ERIC Number: ED329551
Record Type: RIE
Publication Date: 1990-Aug-12
Reference Count: 0
The Relation of the School Environment to Teacher Efficacy.
This study defines efficacy for teachers as a teacher's sense of ability to function as an instructional leader in the classroom, and knowledge of, and contribution to, school instructional policy. A brief review of two previous studies indicates that school policies and the mission of the school tend to affect teachers' beliefs about their competence as teachers, and that the influence of school policy on efficacy may be indirect. It is hypothesized that a teacher's sense of efficacy is directly affected by perception of control over instruction in the classroom, indirectly affected by faculty influence on school instructional policy, and directly affected by perception of student ability to learn. The data used in the study were from the High School and Beyond Program, specifically the Administrators-Teacher Survey (ATS) distributed in 1984. The sample for analysis consisted of 6,173 teachers in 315 schools.

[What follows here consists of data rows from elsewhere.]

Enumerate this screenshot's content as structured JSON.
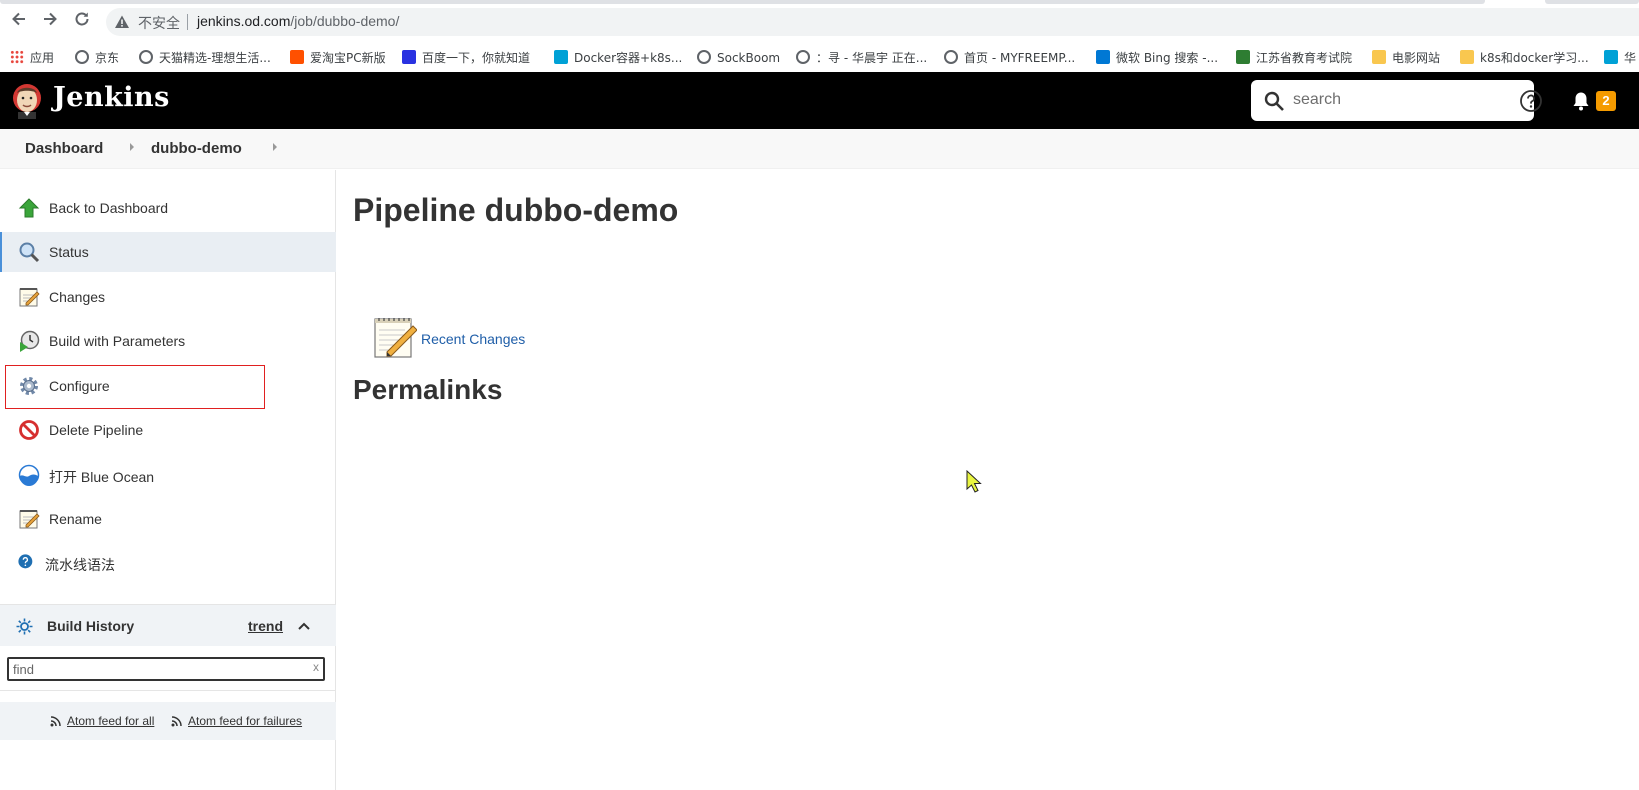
{
  "browser": {
    "insecure_label": "不安全",
    "url_host": "jenkins.od.com",
    "url_path": "/job/dubbo-demo/",
    "bookmarks": [
      {
        "label": "应用",
        "icon": "apps-grid-icon",
        "color": "#e8453c"
      },
      {
        "label": "京东",
        "icon": "globe-icon",
        "color": "#5f6368"
      },
      {
        "label": "天猫精选-理想生活...",
        "icon": "globe-icon",
        "color": "#5f6368"
      },
      {
        "label": "爱淘宝PC新版",
        "icon": "taobao-icon",
        "color": "#ff5000"
      },
      {
        "label": "百度一下，你就知道",
        "icon": "baidu-paw-icon",
        "color": "#2932e1"
      },
      {
        "label": "Docker容器+k8s...",
        "icon": "bilibili-tv-icon",
        "color": "#00a1d6"
      },
      {
        "label": "SockBoom",
        "icon": "robot-icon",
        "color": "#5f6368"
      },
      {
        "label": "：寻 - 华晨宇 正在...",
        "icon": "music-note-icon",
        "color": "#5f6368"
      },
      {
        "label": "首页 - MYFREEMP...",
        "icon": "globe-icon",
        "color": "#5f6368"
      },
      {
        "label": "微软 Bing 搜索 -...",
        "icon": "bing-icon",
        "color": "#0078d4"
      },
      {
        "label": "江苏省教育考试院",
        "icon": "shield-leaf-icon",
        "color": "#2e7d32"
      },
      {
        "label": "电影网站",
        "icon": "folder-icon",
        "color": "#f9c74f"
      },
      {
        "label": "k8s和docker学习...",
        "icon": "folder-icon",
        "color": "#f9c74f"
      },
      {
        "label": "华",
        "icon": "bilibili-tv-icon",
        "color": "#00a1d6"
      }
    ]
  },
  "header": {
    "brand": "Jenkins",
    "search_placeholder": "search",
    "notification_count": "2"
  },
  "breadcrumbs": [
    {
      "label": "Dashboard"
    },
    {
      "label": "dubbo-demo"
    }
  ],
  "tasks": [
    {
      "label": "Back to Dashboard",
      "icon": "up-arrow-icon"
    },
    {
      "label": "Status",
      "icon": "magnifier-icon"
    },
    {
      "label": "Changes",
      "icon": "notepad-icon"
    },
    {
      "label": "Build with Parameters",
      "icon": "clock-play-icon"
    },
    {
      "label": "Configure",
      "icon": "gear-icon"
    },
    {
      "label": "Delete Pipeline",
      "icon": "no-entry-icon"
    },
    {
      "label": "打开 Blue Ocean",
      "icon": "blue-ocean-icon"
    },
    {
      "label": "Rename",
      "icon": "notepad-icon"
    },
    {
      "label": "流水线语法",
      "icon": "help-circle-icon"
    }
  ],
  "build_history": {
    "title": "Build History",
    "trend": "trend",
    "find_placeholder": "find",
    "clear": "x",
    "feed_all": "Atom feed for all",
    "feed_failures": "Atom feed for failures"
  },
  "main": {
    "title": "Pipeline dubbo-demo",
    "recent_changes": "Recent Changes",
    "permalinks": "Permalinks"
  }
}
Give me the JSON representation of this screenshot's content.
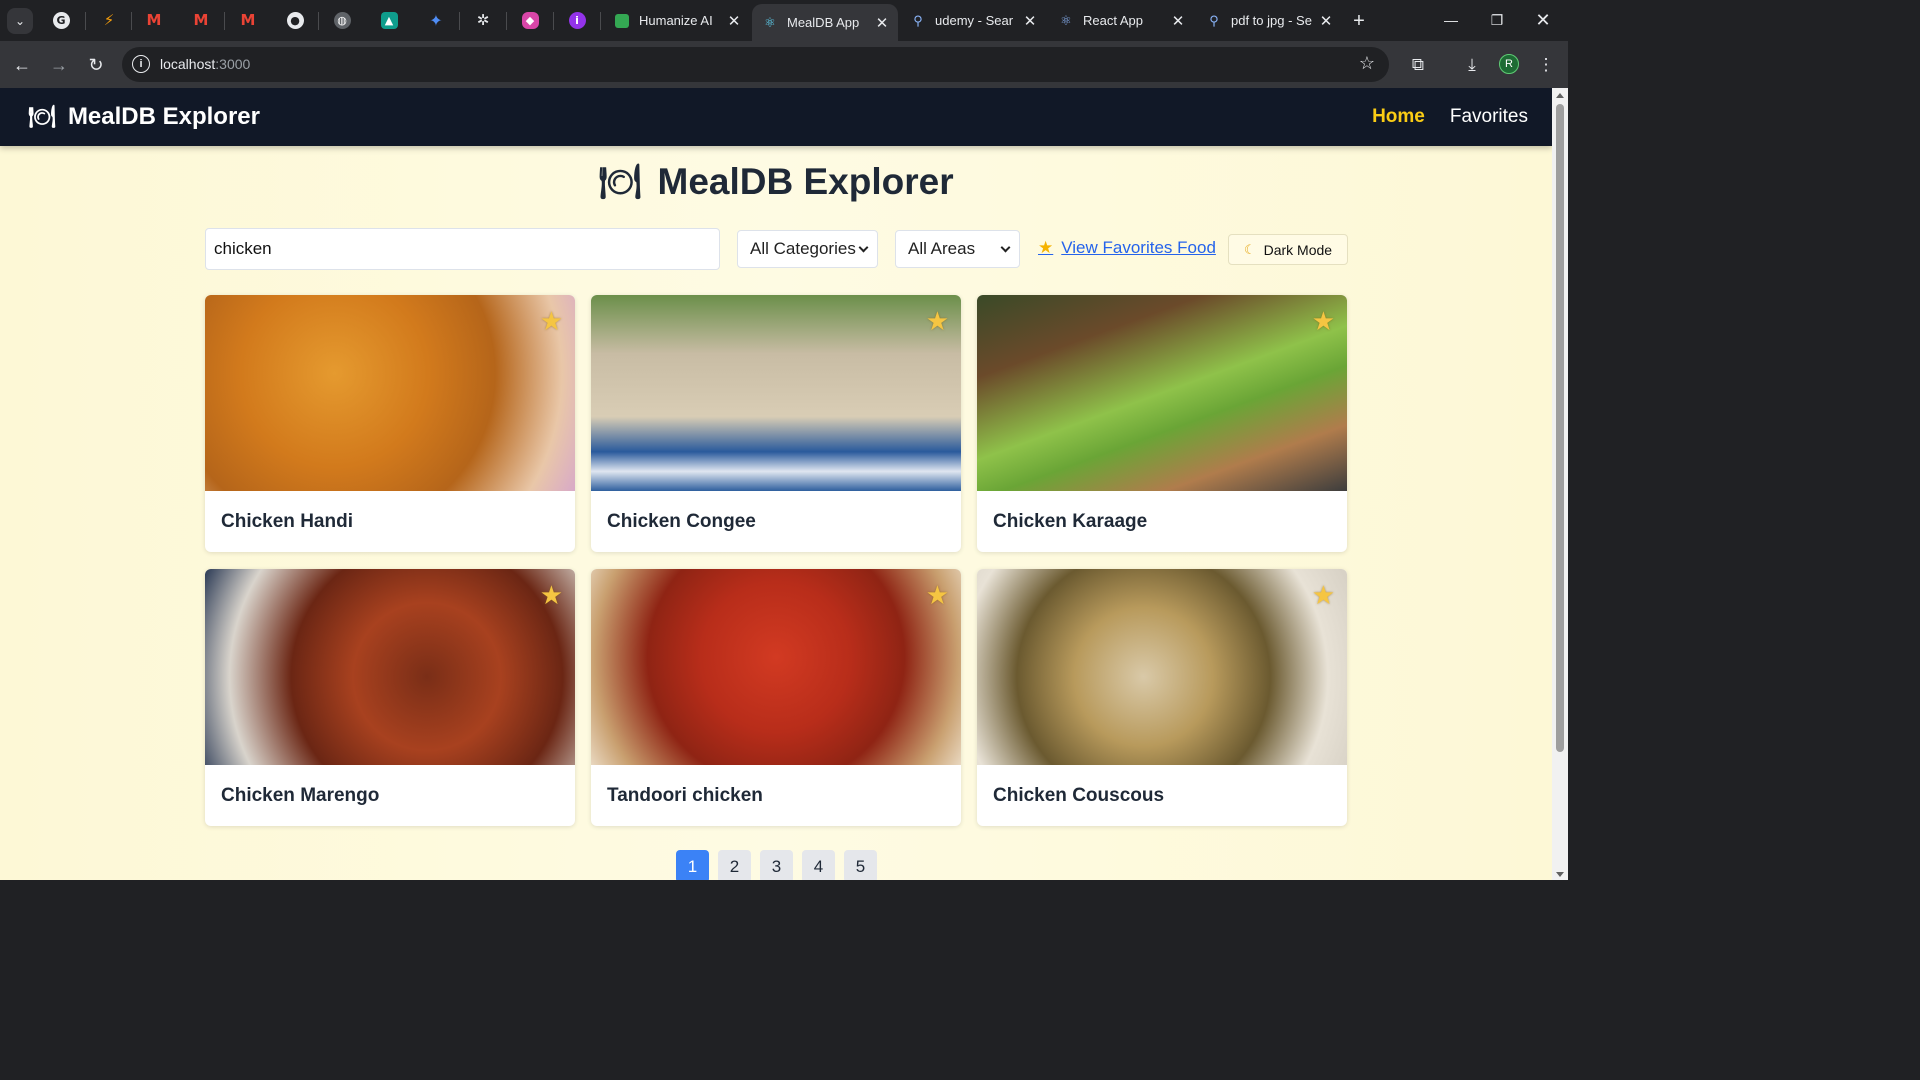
{
  "browser": {
    "tabs": [
      {
        "title": "Humanize AI",
        "favicon": "humanize-icon",
        "active": false
      },
      {
        "title": "MealDB App",
        "favicon": "react-icon",
        "active": true
      },
      {
        "title": "udemy - Sear",
        "favicon": "search-icon",
        "active": false
      },
      {
        "title": "React App",
        "favicon": "react-icon",
        "active": false
      },
      {
        "title": "pdf to jpg - Se",
        "favicon": "search-icon",
        "active": false
      }
    ],
    "pinned_tabs": [
      "chatgpt-icon",
      "flash-icon",
      "gmail-icon",
      "gmail-icon",
      "gmail-icon",
      "github-icon",
      "globe-icon",
      "graduation-icon",
      "gemini-icon",
      "openai-icon",
      "shield-icon",
      "extension-icon"
    ],
    "address": {
      "host": "localhost",
      "port": ":3000"
    },
    "profile_initial": "R"
  },
  "app": {
    "brand": "MealDB Explorer",
    "nav": {
      "home": "Home",
      "favorites": "Favorites"
    },
    "page_title": "MealDB Explorer",
    "search": {
      "value": "chicken"
    },
    "filters": {
      "category": "All Categories",
      "area": "All Areas"
    },
    "favorites_link": "View Favorites Food",
    "dark_mode_label": "Dark Mode",
    "accent_color": "#facc15",
    "link_color": "#2563eb",
    "meals": [
      {
        "name": "Chicken Handi"
      },
      {
        "name": "Chicken Congee"
      },
      {
        "name": "Chicken Karaage"
      },
      {
        "name": "Chicken Marengo"
      },
      {
        "name": "Tandoori chicken"
      },
      {
        "name": "Chicken Couscous"
      }
    ],
    "pagination": {
      "pages": [
        "1",
        "2",
        "3",
        "4",
        "5"
      ],
      "current": "1"
    }
  }
}
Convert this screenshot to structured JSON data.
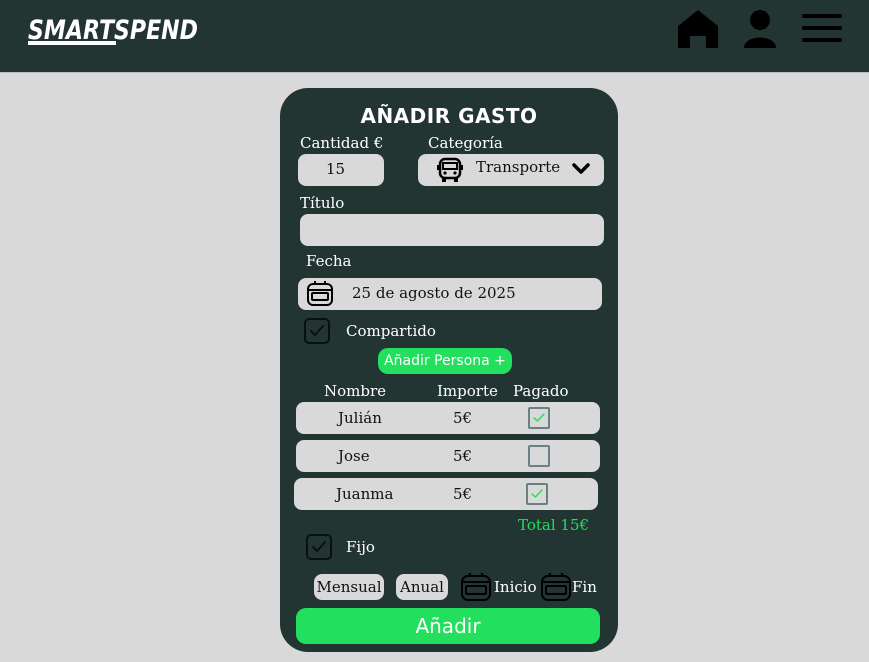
{
  "header": {
    "logo": "SMARTSPEND",
    "icons": [
      "home-icon",
      "user-icon",
      "menu-icon"
    ]
  },
  "form": {
    "title": "AÑADIR GASTO",
    "cantidad_label": "Cantidad €",
    "cantidad_value": "15",
    "categoria_label": "Categoría",
    "categoria_value": "Transporte",
    "titulo_label": "Título",
    "titulo_value": "",
    "fecha_label": "Fecha",
    "fecha_value": "25 de agosto de 2025",
    "compartido_label": "Compartido",
    "compartido_checked": true,
    "add_person_label": "Añadir Persona +",
    "table": {
      "headers": [
        "Nombre",
        "Importe",
        "Pagado"
      ],
      "rows": [
        {
          "name": "Julián",
          "amount": "5€",
          "paid": true
        },
        {
          "name": "Jose",
          "amount": "5€",
          "paid": false
        },
        {
          "name": "Juanma",
          "amount": "5€",
          "paid": true
        }
      ]
    },
    "total_label": "Total 15€",
    "fijo_label": "Fijo",
    "fijo_checked": true,
    "mensual_label": "Mensual",
    "anual_label": "Anual",
    "inicio_label": "Inicio",
    "fin_label": "Fin",
    "submit_label": "Añadir"
  },
  "colors": {
    "dark": "#233533",
    "accent": "#22df5e",
    "field": "#d9d9d9"
  }
}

Variable measures are described and the methodology used to analyze the resulting data is explained. Results indicated that teacher efficacy is affected by teacher beliefs about students' ability to learn, faculty influence over school policy, and faculty beliefs about student behavior. Teacher efficacy also appeared to be related to the degree teachers are involved in decisions regarding curriculum and student grouping for instruction. (JD)
Publication Type: Speeches/Meeting Papers; Reports - Research
Education Level: N/A
Authoring Institution: N/A
Identifiers: High School and Beyond (NCES)
Note: Paper presented at the Annual Meeting of the American Psychological Association (Boston, MA, August 10-14, 1990).